— Хорошо. Только прежде скажите мне, в свою очередь, совершенно откровенно, как вы относитесь к Валамской общине?

— Это важно?

— Да, — ответил Танаев коротко, но в его глазах, словно предупреждая Храменко о том, что откровенность может быть только взаимной, полыхнул огонь. — И учтите, я почувствую, если вы будете недостаточно откровенны.

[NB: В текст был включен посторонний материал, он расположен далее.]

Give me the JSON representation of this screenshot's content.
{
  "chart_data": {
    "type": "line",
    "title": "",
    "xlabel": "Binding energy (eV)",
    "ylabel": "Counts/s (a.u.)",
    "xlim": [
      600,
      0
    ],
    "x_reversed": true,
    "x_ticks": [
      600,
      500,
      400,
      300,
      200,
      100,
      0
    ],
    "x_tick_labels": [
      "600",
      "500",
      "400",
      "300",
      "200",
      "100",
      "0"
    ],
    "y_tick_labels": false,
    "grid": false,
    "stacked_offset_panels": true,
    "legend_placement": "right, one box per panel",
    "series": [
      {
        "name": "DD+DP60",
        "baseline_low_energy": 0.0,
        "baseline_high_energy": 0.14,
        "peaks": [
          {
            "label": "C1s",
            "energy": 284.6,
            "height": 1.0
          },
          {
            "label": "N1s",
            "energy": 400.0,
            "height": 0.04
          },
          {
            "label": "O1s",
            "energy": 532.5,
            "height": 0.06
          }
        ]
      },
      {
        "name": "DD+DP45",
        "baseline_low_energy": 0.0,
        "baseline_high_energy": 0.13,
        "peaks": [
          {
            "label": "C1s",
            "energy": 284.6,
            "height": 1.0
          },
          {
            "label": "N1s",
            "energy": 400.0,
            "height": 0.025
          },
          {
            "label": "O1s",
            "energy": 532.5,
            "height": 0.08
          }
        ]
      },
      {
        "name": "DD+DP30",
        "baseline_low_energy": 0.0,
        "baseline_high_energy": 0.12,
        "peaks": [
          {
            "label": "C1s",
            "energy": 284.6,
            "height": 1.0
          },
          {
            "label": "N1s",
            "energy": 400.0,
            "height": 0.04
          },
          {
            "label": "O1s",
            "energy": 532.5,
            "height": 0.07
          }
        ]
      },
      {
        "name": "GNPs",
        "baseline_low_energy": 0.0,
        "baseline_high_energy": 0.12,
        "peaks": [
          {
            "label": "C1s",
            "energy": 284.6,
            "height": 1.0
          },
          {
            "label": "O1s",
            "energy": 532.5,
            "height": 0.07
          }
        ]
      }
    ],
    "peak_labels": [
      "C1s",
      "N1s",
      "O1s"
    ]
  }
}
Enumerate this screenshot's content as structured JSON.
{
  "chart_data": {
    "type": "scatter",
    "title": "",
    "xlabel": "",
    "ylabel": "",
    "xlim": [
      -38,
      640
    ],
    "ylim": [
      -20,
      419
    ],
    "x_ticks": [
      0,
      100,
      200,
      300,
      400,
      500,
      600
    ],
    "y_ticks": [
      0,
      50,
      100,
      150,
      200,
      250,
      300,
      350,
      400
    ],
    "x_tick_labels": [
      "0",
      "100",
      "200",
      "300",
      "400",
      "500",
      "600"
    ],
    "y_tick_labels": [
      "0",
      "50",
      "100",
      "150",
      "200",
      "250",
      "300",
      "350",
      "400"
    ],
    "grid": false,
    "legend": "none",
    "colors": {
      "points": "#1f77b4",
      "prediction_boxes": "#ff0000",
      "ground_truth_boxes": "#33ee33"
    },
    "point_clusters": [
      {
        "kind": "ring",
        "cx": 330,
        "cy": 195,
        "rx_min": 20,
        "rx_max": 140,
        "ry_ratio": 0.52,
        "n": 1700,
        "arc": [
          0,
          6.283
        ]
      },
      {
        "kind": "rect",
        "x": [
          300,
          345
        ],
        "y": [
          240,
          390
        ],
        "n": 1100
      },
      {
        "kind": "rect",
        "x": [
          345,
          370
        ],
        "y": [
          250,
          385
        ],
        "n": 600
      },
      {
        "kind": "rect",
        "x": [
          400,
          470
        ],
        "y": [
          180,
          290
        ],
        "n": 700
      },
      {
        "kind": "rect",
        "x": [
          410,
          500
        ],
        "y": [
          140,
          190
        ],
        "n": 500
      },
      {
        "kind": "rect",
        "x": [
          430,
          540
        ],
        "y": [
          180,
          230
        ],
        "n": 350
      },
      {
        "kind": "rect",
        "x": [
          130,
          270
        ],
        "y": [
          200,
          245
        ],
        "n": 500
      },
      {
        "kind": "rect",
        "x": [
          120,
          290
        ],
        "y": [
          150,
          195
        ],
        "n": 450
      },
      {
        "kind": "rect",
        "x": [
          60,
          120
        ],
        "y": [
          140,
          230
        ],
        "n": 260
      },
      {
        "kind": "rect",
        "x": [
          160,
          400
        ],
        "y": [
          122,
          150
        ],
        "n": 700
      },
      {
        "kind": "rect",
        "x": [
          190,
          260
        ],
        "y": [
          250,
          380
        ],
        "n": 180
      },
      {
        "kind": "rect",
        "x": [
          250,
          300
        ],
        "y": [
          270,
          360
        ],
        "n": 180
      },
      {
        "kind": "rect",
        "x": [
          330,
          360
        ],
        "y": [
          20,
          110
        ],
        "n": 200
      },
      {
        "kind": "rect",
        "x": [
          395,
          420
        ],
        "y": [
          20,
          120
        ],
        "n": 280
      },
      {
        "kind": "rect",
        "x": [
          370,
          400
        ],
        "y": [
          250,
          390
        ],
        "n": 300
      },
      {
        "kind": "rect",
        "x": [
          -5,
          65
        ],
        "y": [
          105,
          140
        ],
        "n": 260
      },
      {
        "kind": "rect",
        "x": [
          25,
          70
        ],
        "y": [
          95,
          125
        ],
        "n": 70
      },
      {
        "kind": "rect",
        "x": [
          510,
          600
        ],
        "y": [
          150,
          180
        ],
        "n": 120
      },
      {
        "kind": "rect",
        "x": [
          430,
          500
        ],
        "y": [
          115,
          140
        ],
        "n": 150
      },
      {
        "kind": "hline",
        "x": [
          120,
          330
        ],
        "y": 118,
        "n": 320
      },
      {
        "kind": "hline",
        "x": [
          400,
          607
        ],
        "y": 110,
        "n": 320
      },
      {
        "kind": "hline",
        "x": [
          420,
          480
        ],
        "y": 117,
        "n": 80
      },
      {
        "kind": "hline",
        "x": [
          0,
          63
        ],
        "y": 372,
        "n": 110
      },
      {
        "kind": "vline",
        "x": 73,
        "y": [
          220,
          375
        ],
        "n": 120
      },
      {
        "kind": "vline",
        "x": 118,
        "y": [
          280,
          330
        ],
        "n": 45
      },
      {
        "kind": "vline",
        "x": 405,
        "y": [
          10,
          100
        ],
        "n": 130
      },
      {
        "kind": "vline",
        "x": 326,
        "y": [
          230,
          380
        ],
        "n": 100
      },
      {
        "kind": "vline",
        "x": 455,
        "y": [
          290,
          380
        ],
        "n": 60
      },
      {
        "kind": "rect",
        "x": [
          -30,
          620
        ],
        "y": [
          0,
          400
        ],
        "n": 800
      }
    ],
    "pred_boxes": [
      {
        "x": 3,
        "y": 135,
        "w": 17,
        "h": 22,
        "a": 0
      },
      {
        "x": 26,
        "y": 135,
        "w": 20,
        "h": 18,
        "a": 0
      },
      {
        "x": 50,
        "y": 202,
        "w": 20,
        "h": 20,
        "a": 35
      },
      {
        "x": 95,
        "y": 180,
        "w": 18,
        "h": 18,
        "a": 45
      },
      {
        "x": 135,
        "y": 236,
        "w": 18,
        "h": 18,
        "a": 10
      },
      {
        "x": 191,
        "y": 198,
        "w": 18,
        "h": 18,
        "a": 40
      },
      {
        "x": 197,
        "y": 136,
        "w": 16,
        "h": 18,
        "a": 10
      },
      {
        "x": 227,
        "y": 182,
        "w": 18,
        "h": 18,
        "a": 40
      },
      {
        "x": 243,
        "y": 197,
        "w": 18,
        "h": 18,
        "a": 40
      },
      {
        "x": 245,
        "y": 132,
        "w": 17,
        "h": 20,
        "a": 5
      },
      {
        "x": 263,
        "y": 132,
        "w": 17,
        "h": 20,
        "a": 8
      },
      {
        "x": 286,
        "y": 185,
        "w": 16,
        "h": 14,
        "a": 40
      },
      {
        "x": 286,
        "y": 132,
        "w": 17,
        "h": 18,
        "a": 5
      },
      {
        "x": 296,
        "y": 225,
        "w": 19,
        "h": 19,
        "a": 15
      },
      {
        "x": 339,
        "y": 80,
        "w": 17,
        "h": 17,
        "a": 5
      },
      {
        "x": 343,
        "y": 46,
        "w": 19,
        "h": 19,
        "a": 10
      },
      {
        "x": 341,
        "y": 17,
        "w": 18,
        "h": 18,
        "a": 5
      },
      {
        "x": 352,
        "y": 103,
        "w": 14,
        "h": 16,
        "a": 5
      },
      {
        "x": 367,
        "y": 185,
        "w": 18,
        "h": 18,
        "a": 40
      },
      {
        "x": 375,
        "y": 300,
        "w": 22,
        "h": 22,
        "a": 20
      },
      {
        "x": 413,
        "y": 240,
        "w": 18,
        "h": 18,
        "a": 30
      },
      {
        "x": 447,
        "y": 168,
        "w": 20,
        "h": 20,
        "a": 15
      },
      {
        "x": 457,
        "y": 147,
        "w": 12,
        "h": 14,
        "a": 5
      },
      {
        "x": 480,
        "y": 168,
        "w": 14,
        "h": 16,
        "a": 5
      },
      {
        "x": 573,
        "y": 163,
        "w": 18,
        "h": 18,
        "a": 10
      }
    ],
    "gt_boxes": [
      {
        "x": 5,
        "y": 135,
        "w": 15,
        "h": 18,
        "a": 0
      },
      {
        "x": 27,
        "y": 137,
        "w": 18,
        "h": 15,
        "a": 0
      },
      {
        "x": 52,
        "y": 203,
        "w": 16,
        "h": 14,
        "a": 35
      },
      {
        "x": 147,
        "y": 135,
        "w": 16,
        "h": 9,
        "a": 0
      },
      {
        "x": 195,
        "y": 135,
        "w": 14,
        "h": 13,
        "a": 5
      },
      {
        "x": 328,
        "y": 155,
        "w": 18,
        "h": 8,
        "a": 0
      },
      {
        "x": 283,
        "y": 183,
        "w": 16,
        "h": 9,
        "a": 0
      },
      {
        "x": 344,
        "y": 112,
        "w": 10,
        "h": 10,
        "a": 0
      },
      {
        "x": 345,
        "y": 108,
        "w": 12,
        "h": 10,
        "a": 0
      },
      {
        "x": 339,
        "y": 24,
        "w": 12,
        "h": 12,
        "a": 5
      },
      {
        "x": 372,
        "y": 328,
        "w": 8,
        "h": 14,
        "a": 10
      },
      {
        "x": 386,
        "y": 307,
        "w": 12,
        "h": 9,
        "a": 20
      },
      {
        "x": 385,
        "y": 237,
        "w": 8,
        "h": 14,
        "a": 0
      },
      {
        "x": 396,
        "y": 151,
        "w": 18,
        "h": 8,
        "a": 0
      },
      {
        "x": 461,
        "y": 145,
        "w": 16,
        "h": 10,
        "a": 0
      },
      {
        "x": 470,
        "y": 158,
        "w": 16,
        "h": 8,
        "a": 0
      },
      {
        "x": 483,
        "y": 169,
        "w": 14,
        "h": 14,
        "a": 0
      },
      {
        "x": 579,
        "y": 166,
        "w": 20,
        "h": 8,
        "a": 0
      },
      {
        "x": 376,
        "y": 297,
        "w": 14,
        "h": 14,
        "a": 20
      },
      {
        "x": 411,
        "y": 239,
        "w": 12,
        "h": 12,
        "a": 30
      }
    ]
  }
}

— То есть сможете уличить меня во лжи? — Усмехнулся Храменко и, поскольку Танаев не ответил на эту реплику, через минуту продолжил: — Валам-ская обшина считается врагом империи лишь потому, то упорно сохраняет собственную независимость, несмотря на все наши попытки заключить с ней хотя бы договор о дружбе и взаимной помощи. Кроме того, она очень любит вмешиваться в наши внутренние дела, используя для этого обширную сеть своих тайных агентов, разбросанных по всей территории империи. И все же, несмотря на это… — Храменко остановился и уставился на Танаева долгим взглядом, в котором читались сомнение и нерешительность. Но его собеседник не проявил ни малейшего желания ему помочь, и полковник в конце концов продолжил: — Несмотря на все это, Валамская община осталась единственным местом на Земле, где нашлись силы, способные противостоять дьявольским легионам, обрушившимся на нашу планету.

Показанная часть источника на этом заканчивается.